Half a century ago, Belgian Zoologist Bernard Heuvelmans first codified cryptozoology in his book On the Track of Unknown Animals.

The Centre for Fortean Zoology (CFZ) are still on the track, and have been since 1992. But as if chasing unknown animals wasn't enough, we are involved in education, conservation, and good old-fashioned natural history! We already have three journals, the largest cryptozoological publishing house in the world, CFZtv, and the largest cryptozoological conference in the English-speaking world, but in January 2009 someone suggested that we started a daily online magazine! The CFZ bloggo is a collaborative effort by a coalition of members, friends, and supporters of the CFZ, and covers all the subjects with which we deal, with a smattering of music, high strangeness and surreal humour to make up the mix.

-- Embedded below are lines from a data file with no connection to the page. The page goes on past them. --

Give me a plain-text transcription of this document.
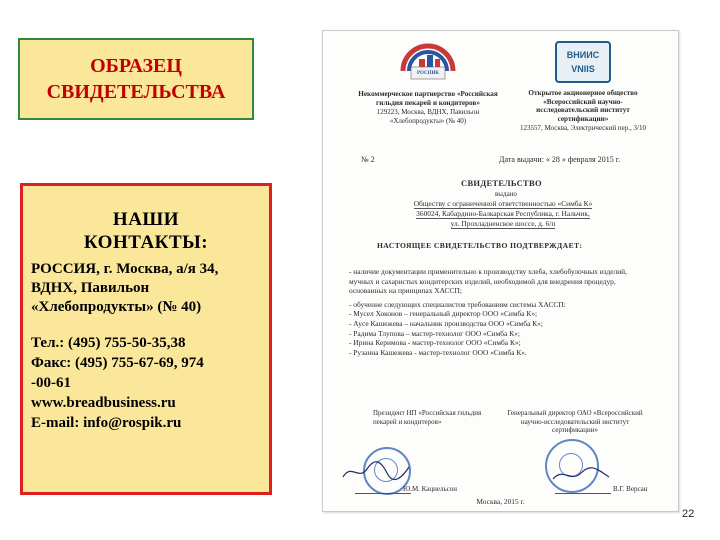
ОБРАЗЕЦ
СВИДЕТЕЛЬСТВА
НАШИ
КОНТАКТЫ:
РОССИЯ, г. Москва, а/я 34, ВДНХ, Павильон «Хлебопродукты» (№ 40)
Тел.: (495) 755-50-35,38
Факс: (495) 755-67-69, 974
-00-61
www.breadbusiness.ru
E-mail: info@rospik.ru
РОСПИК
Некоммерческое партнерство «Российская гильдия пекарей и кондитеров»
129223, Москва, ВДНХ, Павильон «Хлебопродукты» (№ 40)
ВНИИС
VNIIS
Открытое акционерное общество «Всероссийский научно-исследовательский институт сертификации»
123557, Москва, Электрический пер., 3/10
№ 2	Дата выдачи: « 28 » февраля 2015 г.
СВИДЕТЕЛЬСТВО
выдано
Обществу с ограниченной ответственностью «Симба К»
360024, Кабардино-Балкарская Республика, г. Нальчик,
ул. Прохладненское шоссе, д. 6/п
НАСТОЯЩЕЕ СВИДЕТЕЛЬСТВО ПОДТВЕРЖДАЕТ:
- наличие документации применительно к производству хлеба, хлебобулочных изделий, мучных и сахаристых кондитерских изделий, необходимой для внедрения процедур, основанных на принципах ХАССП;
- обучение следующих специалистов требованиям системы ХАССП:
- Мусел Хоконов – генеральный директор ООО «Симба К»;
- Аусе Кашежева – начальник производства ООО «Симба К»;
- Радима Тлупова – мастер-технолог ООО «Симба К»;
- Ирина Керимова - мастер-технолог ООО «Симба К»;
- Рузанна Кашежева - мастер-технолог ООО «Симба К».
Президент НП «Российская гильдия пекарей и кондитеров»
Генеральный директор ОАО «Всероссийский научно-исследовательский институт сертификации»
Ю.М. Кацнельсон	В.Г. Версан
Москва, 2015 г.
22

It is edited by CFZ Director Jon Downes, and subbed by the lovely Lizzy Bitakara'mire (formerly Clancy), scourge of improper syntax. The daily newsblog is edited by Corinna Downes, head administratrix of the CFZ, and the indexing is done by Lee Canty and Kathy Imbriani. There is regular news from the CFZ Mystery Cat study group, and regular fortean bird news from 'The Watcher of the Skies'. Regular bloggers include Dr Karl Shuker, Dale Drinnon, Richard Muirhead and Richard Freeman.The CFZ bloggo is updated daily, and there's nothing quite like it anywhere else. Come and join us...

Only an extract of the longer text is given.